Figure 7. Dose volume histograms for the customized electron bolus plan for Patient 1. The histograms show that the electron bolus treatment plan covers the target volume well while minimizing dose to the critical organs.

Figure 8. (Color) View of Patient 2 immobilization. A thermal plastic patient immobilization system (Aquaplast, Wycoff, NJ) is used to immobilize the patient's head and neck.

Figure 9. (Color) Transverse CT slices of Patient 2 showing the surface anatomical defect and the location, depth, and shape of the parotid PTV at various levels.

Figure 10. (Color) Transverse and sagittal isodose distribution (%) for initial bolus design plan for Patient 2. The maximum depth of the PTV is such that 20 MeV electrons were required for the bolus electron conformal treatment plan.

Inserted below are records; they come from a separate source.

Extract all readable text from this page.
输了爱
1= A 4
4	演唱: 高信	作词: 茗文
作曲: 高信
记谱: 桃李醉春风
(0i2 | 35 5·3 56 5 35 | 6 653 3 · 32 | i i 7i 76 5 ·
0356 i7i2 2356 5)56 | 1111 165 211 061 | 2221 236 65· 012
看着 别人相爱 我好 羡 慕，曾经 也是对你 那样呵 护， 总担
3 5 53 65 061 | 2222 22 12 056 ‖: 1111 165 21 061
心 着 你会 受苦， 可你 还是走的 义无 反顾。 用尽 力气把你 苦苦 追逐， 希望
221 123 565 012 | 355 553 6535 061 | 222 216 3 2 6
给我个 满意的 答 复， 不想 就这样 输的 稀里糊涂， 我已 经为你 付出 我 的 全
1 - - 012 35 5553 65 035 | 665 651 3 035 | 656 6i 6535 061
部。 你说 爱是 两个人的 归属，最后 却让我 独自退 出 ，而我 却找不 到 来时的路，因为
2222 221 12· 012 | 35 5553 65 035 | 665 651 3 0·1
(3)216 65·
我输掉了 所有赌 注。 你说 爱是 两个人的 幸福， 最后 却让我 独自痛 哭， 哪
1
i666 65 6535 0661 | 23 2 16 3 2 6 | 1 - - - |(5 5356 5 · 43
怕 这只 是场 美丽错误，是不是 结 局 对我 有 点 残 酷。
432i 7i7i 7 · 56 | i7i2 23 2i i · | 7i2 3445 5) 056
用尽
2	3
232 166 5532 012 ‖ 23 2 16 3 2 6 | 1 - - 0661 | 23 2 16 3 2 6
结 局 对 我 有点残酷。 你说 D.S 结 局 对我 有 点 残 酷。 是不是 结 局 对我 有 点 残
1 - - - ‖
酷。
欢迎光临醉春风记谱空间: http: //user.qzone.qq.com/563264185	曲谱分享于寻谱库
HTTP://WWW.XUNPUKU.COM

The PTV is indicated with the green contour.

Figure 11. (Color) (a) Custom electron bolus distal surface used to treat Patient 2. The distal side is designed to match the patient surface. (b) Custom electron bolus proximal surface used to treat Patient 2. The proximal side is designed to modulate the penetration of the electron beam to match the PTV.

Figure 12. (Color) Isodose distribution with bolus in place QA plan for Patient 2.

Figure 13. Dose‐volume histograms for the PTV, spinal cord, left lung, and brain for the custom bolus treatment plan (black lines) and a two‐field plan with a 20 MeV electrons superiorly and 12‐MeV electrons inferiorly (gray lines).